Published: 17 Sept 2025, Last Modified: 26 Sept 2025NeurIPS 2025EveryoneCC BY 4.0
Abstract: In this work, we observe a counterintuitive phenomenon in self-supervised learning (SSL): longer training may impair the performance of dense downstream tasks (e.g., semantic segmentation). We refer to this phenomenon as Self-supervised Dense Degradation (SDD) and demonstrate its consistent presence across ten state-of-the-art SSL methods with various losses, architectures, and datasets. When the model performs suboptimally on dense tasks at the end of training, measuring the performance during training becomes essential. However, evaluating dense performance effectively without annotations remains an open challenge.
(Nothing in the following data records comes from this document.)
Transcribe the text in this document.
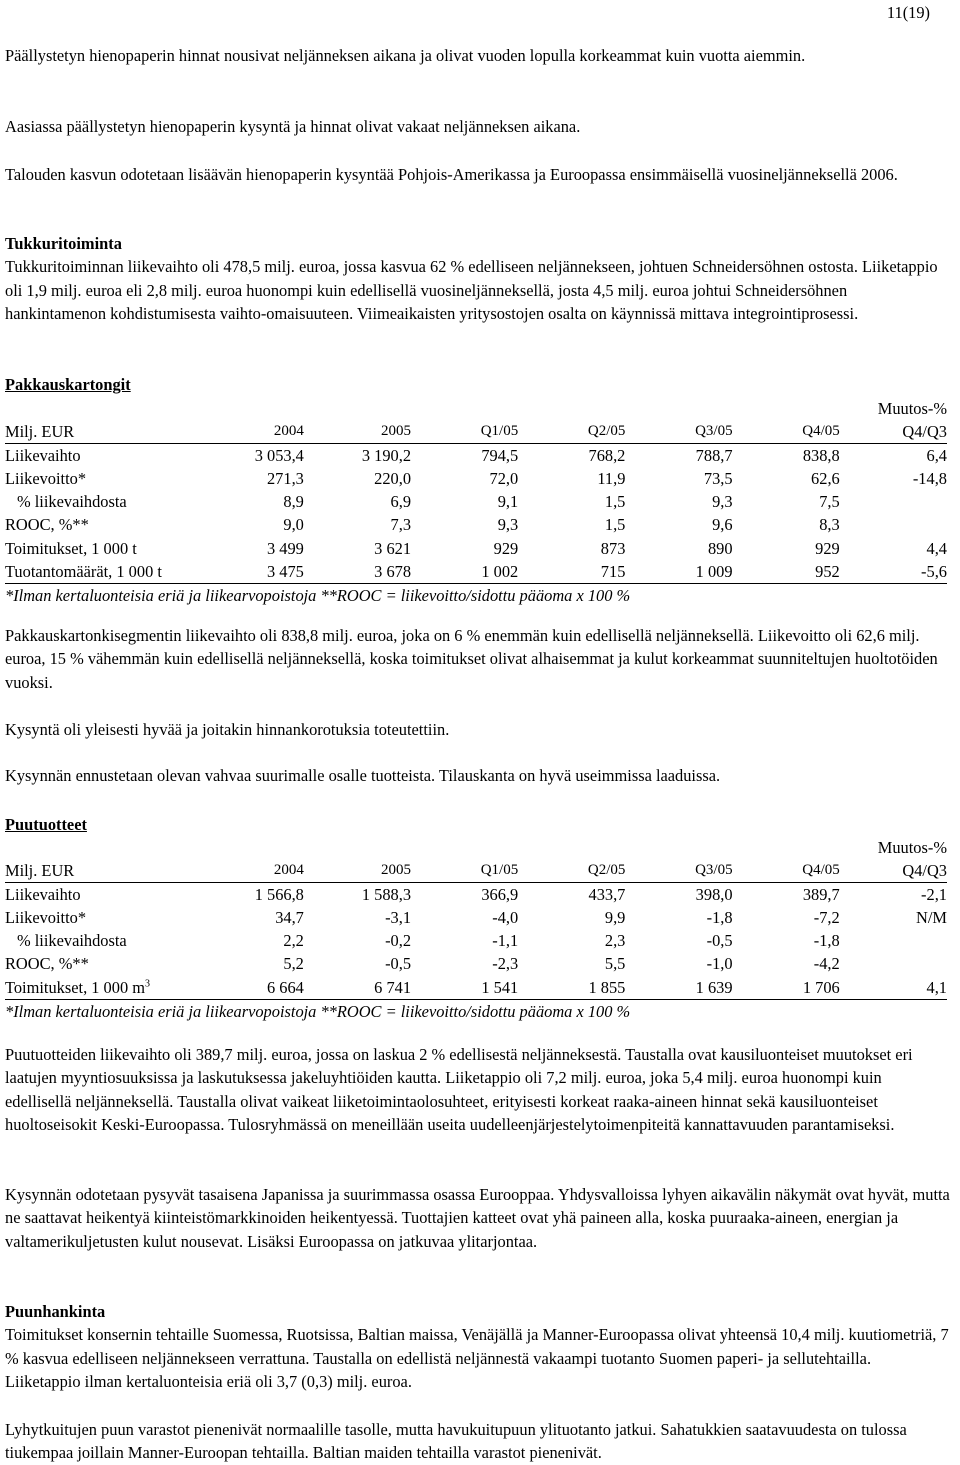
11(19)

Päällystetyn hienopaperin hinnat nousivat neljänneksen aikana ja olivat vuoden lopulla korkeammat kuin vuotta aiemmin.

Aasiassa päällystetyn hienopaperin kysyntä ja hinnat olivat vakaat neljänneksen aikana.

Talouden kasvun odotetaan lisäävän hienopaperin kysyntää Pohjois-Amerikassa ja Euroopassa ensimmäisellä vuosineljänneksellä 2006.

Tukkuritoiminta

Tukkuritoiminnan liikevaihto oli 478,5 milj. euroa, jossa kasvua 62 % edelliseen neljännekseen, johtuen Schneidersöhnen ostosta. Liiketappio oli 1,9 milj. euroa eli 2,8 milj. euroa huonompi kuin edellisellä vuosineljänneksellä, josta 4,5 milj. euroa johtui Schneidersöhnen hankintamenon kohdistumisesta vaihto-omaisuuteen. Viimeaikaisten yritysostojen osalta on käynnissä mittava integrointiprosessi.

Pakkauskartongit
							Muutos-%
Milj. EUR	2004	2005	Q1/05	Q2/05	Q3/05	Q4/05	Q4/Q3
Liikevaihto	3 053,4	3 190,2	794,5	768,2	788,7	838,8	6,4
Liikevoitto*	271,3	220,0	72,0	11,9	73,5	62,6	-14,8
% liikevaihdosta	8,9	6,9	9,1	1,5	9,3	7,5	
ROOC, %**	9,0	7,3	9,3	1,5	9,6	8,3	
Toimitukset, 1 000 t	3 499	3 621	929	873	890	929	4,4
Tuotantomäärät, 1 000 t	3 475	3 678	1 002	715	1 009	952	-5,6

*Ilman kertaluonteisia eriä ja liikearvopoistoja **ROOC = liikevoitto/sidottu pääoma x 100 %

Pakkauskartonkisegmentin liikevaihto oli 838,8 milj. euroa, joka on 6 % enemmän kuin edellisellä neljänneksellä. Liikevoitto oli 62,6 milj. euroa, 15 % vähemmän kuin edellisellä neljänneksellä, koska toimitukset olivat alhaisemmat ja kulut korkeammat suunniteltujen huoltotöiden vuoksi.

Kysyntä oli yleisesti hyvää ja joitakin hinnankorotuksia toteutettiin.

Kysynnän ennustetaan olevan vahvaa suurimalle osalle tuotteista. Tilauskanta on hyvä useimmissa laaduissa.

Puutuotteet
							Muutos-%
Milj. EUR	2004	2005	Q1/05	Q2/05	Q3/05	Q4/05	Q4/Q3
Liikevaihto	1 566,8	1 588,3	366,9	433,7	398,0	389,7	-2,1
Liikevoitto*	34,7	-3,1	-4,0	9,9	-1,8	-7,2	N/M
% liikevaihdosta	2,2	-0,2	-1,1	2,3	-0,5	-1,8	
ROOC, %**	5,2	-0,5	-2,3	5,5	-1,0	-4,2	
Toimitukset, 1 000 $m^3$	6 664	6 741	1 541	1 855	1 639	1 706	4,1

*Ilman kertaluonteisia eriä ja liikearvopoistoja **ROOC = liikevoitto/sidottu pääoma x 100 %

Puutuotteiden liikevaihto oli 389,7 milj. euroa, jossa on laskua 2 % edellisestä neljänneksestä. Taustalla ovat kausiluonteiset muutokset eri laatujen myyntiosuuksissa ja laskutuksessa jakeluyhtiöiden kautta. Liiketappio oli 7,2 milj. euroa, joka 5,4 milj. euroa huonompi kuin edellisellä neljänneksellä. Taustalla olivat vaikeat liiketoimintaolosuhteet, erityisesti korkeat raaka-aineen hinnat sekä kausiluonteiset huoltoseisokit Keski-Euroopassa. Tulosryhmässä on meneillään useita uudelleenjärjestelytoimenpiteitä kannattavuuden parantamiseksi.

Kysynnän odotetaan pysyvät tasaisena Japanissa ja suurimmassa osassa Eurooppaa. Yhdysvalloissa lyhyen aikavälin näkymät ovat hyvät, mutta ne saattavat heikentyä kiinteistömarkkinoiden heikentyessä. Tuottajien katteet ovat yhä paineen alla, koska puuraaka-aineen, energian ja valtamerikuljetusten kulut nousevat. Lisäksi Euroopassa on jatkuvaa ylitarjontaa.

Puunhankinta

Toimitukset konsernin tehtaille Suomessa, Ruotsissa, Baltian maissa, Venäjällä ja Manner-Euroopassa olivat yhteensä 10,4 milj. kuutiometriä, 7 % kasvua edelliseen neljännekseen verrattuna. Taustalla on edellistä neljännestä vakaampi tuotanto Suomen paperi- ja sellutehtailla. Liiketappio ilman kertaluonteisia eriä oli 3,7 (0,3) milj. euroa.

Lyhytkuitujen puun varastot pienenivät normaalille tasolle, mutta havukuitupuun ylituotanto jatkui. Sahatukkien saatavuudesta on tulossa tiukempaa joillain Manner-Euroopan tehtailla. Baltian maiden tehtailla varastot pienenivät.
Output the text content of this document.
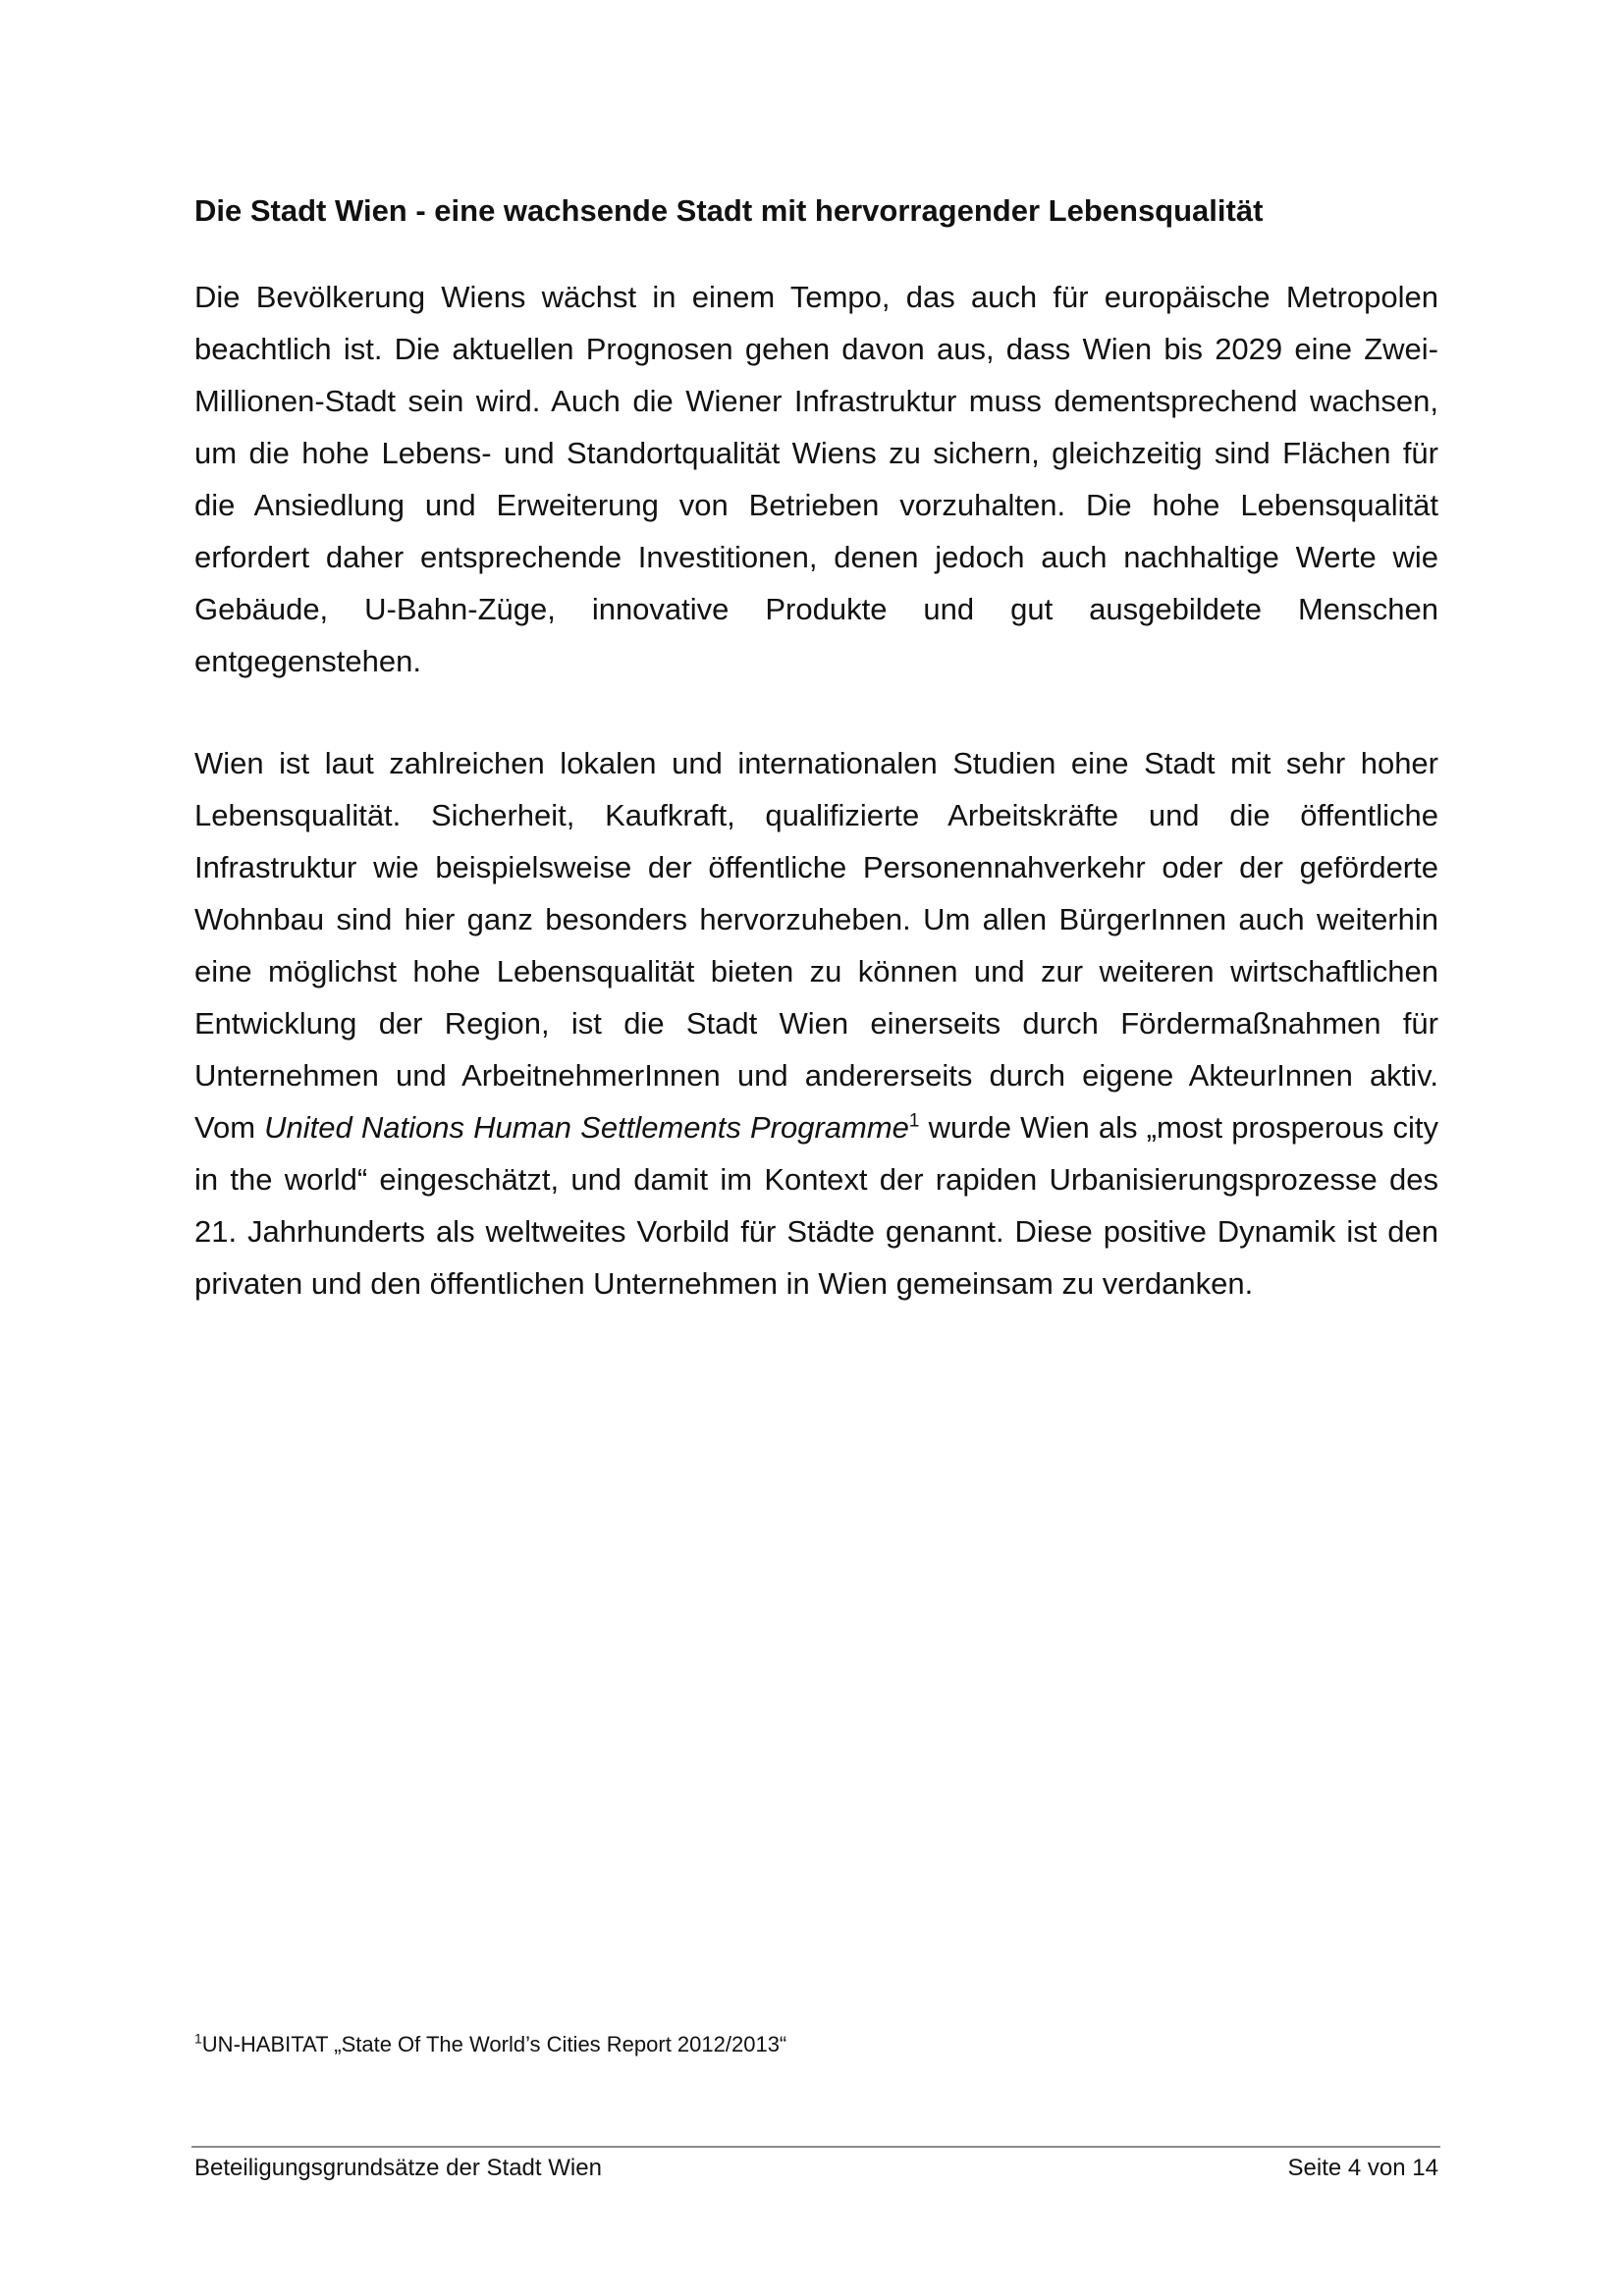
Die Stadt Wien - eine wachsende Stadt mit hervorragender Lebensqualität

Die Bevölkerung Wiens wächst in einem Tempo, das auch für europäische Metropolen beachtlich ist. Die aktuellen Prognosen gehen davon aus, dass Wien bis 2029 eine Zwei-Millionen-Stadt sein wird. Auch die Wiener Infrastruktur muss dementsprechend wachsen, um die hohe Lebens- und Standortqualität Wiens zu sichern, gleichzeitig sind Flächen für die Ansiedlung und Erweiterung von Betrieben vorzuhalten. Die hohe Lebensqualität erfordert daher entsprechende Investitionen, denen jedoch auch nachhaltige Werte wie Gebäude, U-Bahn-Züge, innovative Produkte und gut ausgebildete Menschen entgegenstehen.

Wien ist laut zahlreichen lokalen und internationalen Studien eine Stadt mit sehr hoher Lebensqualität. Sicherheit, Kaufkraft, qualifizierte Arbeitskräfte und die öffentliche Infrastruktur wie beispielsweise der öffentliche Personennahverkehr oder der geförderte Wohnbau sind hier ganz besonders hervorzuheben. Um allen BürgerInnen auch weiterhin eine möglichst hohe Lebensqualität bieten zu können und zur weiteren wirtschaftlichen Entwicklung der Region, ist die Stadt Wien einerseits durch Fördermaßnahmen für Unternehmen und ArbeitnehmerInnen und andererseits durch eigene AkteurInnen aktiv. Vom United Nations Human Settlements Programme$^1$ wurde Wien als „most prosperous city in the world“ eingeschätzt, und damit im Kontext der rapiden Urbanisierungsprozesse des 21. Jahrhunderts als weltweites Vorbild für Städte genannt. Diese positive Dynamik ist den privaten und den öffentlichen Unternehmen in Wien gemeinsam zu verdanken.

$^1$UN-HABITAT „State Of The World’s Cities Report 2012/2013“

Beteiligungsgrundsätze der Stadt Wien	Seite 4 von 14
To tackle this issue, we introduce a Dense representation Quality Estimator (DQE), composed of a class-relevance measure and an effective dimensionality measure. The proposed DQE is both theoretically grounded and empirically validated to be closely correlated with the downstream performance. Based on this metric, we introduce a straightforward yet effective model selection strategy and a DQE-based regularization method. Experiments on ten SSL methods across four benchmarks confirm that model selection improves mIoU by $4.0\\%$ on average with negligible computational cost. Additionally, DQE regularization consistently mitigates the effects of dense degradation. Code is provided in the supplementary material.